Solar development will come more from rooftop projects, according to Crane. “The distributed, residential is going to end up swamping the bag-scale projects,” he said.

NRG plans to install 733 MW of solar panels over four years on warehouse owned by ProLogis under a partnership backed by DOE and Bank of America.

A form of Moore’s law – the doubling every two years of the number of transistors that can be placed on an integrated circuit – applies to photovoltaic technology, according to Crane. In the last two years, the delivered cost of energy from PV was cut in half, he said. NRG expects the cost to fall in half again in the next two years, which would make solar power less expensive than retail electricity in roughly 20 states, he said.
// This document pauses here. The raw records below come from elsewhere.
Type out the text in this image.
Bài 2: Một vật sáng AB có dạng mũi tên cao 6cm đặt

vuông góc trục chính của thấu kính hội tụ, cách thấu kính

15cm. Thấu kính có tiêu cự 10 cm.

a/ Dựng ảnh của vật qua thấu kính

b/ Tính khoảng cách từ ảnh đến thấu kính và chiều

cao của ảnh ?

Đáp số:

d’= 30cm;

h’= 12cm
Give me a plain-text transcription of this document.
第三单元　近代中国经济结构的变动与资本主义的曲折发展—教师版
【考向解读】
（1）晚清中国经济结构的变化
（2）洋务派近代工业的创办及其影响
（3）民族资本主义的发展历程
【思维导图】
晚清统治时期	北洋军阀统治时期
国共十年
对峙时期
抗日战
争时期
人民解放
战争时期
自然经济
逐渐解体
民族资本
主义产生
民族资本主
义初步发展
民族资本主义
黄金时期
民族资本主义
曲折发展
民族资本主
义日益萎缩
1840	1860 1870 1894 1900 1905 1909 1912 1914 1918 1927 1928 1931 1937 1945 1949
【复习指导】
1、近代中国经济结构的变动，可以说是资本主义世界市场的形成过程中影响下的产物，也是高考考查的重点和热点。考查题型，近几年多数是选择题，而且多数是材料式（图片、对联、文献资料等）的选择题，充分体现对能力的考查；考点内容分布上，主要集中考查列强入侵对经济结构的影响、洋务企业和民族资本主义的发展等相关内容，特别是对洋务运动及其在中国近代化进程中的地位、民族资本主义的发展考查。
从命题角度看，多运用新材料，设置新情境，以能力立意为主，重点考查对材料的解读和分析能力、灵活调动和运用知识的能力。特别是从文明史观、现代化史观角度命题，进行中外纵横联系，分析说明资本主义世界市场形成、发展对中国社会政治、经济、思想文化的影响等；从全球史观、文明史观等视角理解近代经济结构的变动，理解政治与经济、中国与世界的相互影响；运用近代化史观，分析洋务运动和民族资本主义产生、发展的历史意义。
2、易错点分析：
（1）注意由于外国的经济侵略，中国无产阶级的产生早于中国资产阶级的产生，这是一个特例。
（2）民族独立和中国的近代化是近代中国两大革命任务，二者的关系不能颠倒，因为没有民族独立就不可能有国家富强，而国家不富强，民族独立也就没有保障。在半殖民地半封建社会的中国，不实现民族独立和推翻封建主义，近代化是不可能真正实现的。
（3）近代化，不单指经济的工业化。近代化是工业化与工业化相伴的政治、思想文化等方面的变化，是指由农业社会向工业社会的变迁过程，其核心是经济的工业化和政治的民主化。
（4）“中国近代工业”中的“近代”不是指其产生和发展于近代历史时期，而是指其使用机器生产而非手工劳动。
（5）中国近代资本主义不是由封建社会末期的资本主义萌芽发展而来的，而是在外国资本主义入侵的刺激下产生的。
The expected drop in solar costs has “the potential to revolutionize the hub and spoke power system, which currently makes up the power industry,” he said.

While the solar industry has benefitted from federal support, the driver for the industry has been state renewable portfolio standards, led by California’s 33% mandate, according to Crane.

In defense of solar in a “highly politicized post-Solyndra world,” Crane said that PV puts less strain on air, water and land resources than other forms of power generation. It is also more predictable and reliable than wind farms, he said.

Meanwhile, NRG is moving to build about 1,500 MW of natural gas-fired generation, Crane said. It has another 1,500 MW of gas-fired projects that have been permitted but lack power purchase agreements, he said.

The company is also open to buying coal-fired generation, Crane said. “We’re not afraid of owning conventional generation,” he said. “We would like to own more generation in the Northeast.” However, the outlook for coal plants in the Northeast is dim, according to Crane. “The economics of coal plants in the Northeast are phenomenally challenged right now,” he said. “It’s not a pretty picture.”

On the financial front, NRG lost $54 million, or 24 cents/share, in the third quarter compared with a $221 million, or 87 cents/share, gain a year ago. The loss was driven by a $160 million charge related to the Environmental Protection Agency’s Cross-State Air Pollution Rule as well as tough market conditions in August in Texas. Third-quarter revenue dipped to $2.67 billion from $2.69 billion.

Adjusted earnings before interest, taxes, depreciation and amortization fell to $458 million, down from $777 million in the year-ago quarter.

Adjusted EBITDA at Reliant, a retail provider in Texas, fell to $135 million from $209 million in the third quarter last year. Margin fell as the company sought to attract more customers with competitive offerings as power prices rose. Reliant’s customer count climbed for the third quarter in a row to 1.56 million customers.

Adjusted EBITDA from wholesale operations in Texas fell to $183 million from $388 million. In the Northeast, adjusted EBITDA fell to $47 million from $105 million on a drop in power prices and generation. South Central operations increased adjusted EBITDA to $44 million from $39 million on higher energy and capacity sales. Adjusted EBITDA from NRG’s Western operations increased to $35 million from $24 million on increased capacity sales and lower expenses.

Although NRG expects natural gas prices to remain low and capacity prices in the Northeast to stay weak, the company expects to post $1.825 billion to $2 billion in adjusted EBITDA next year on an increase in Texas heat rates and the contribution from NRG’s new businesses and assets.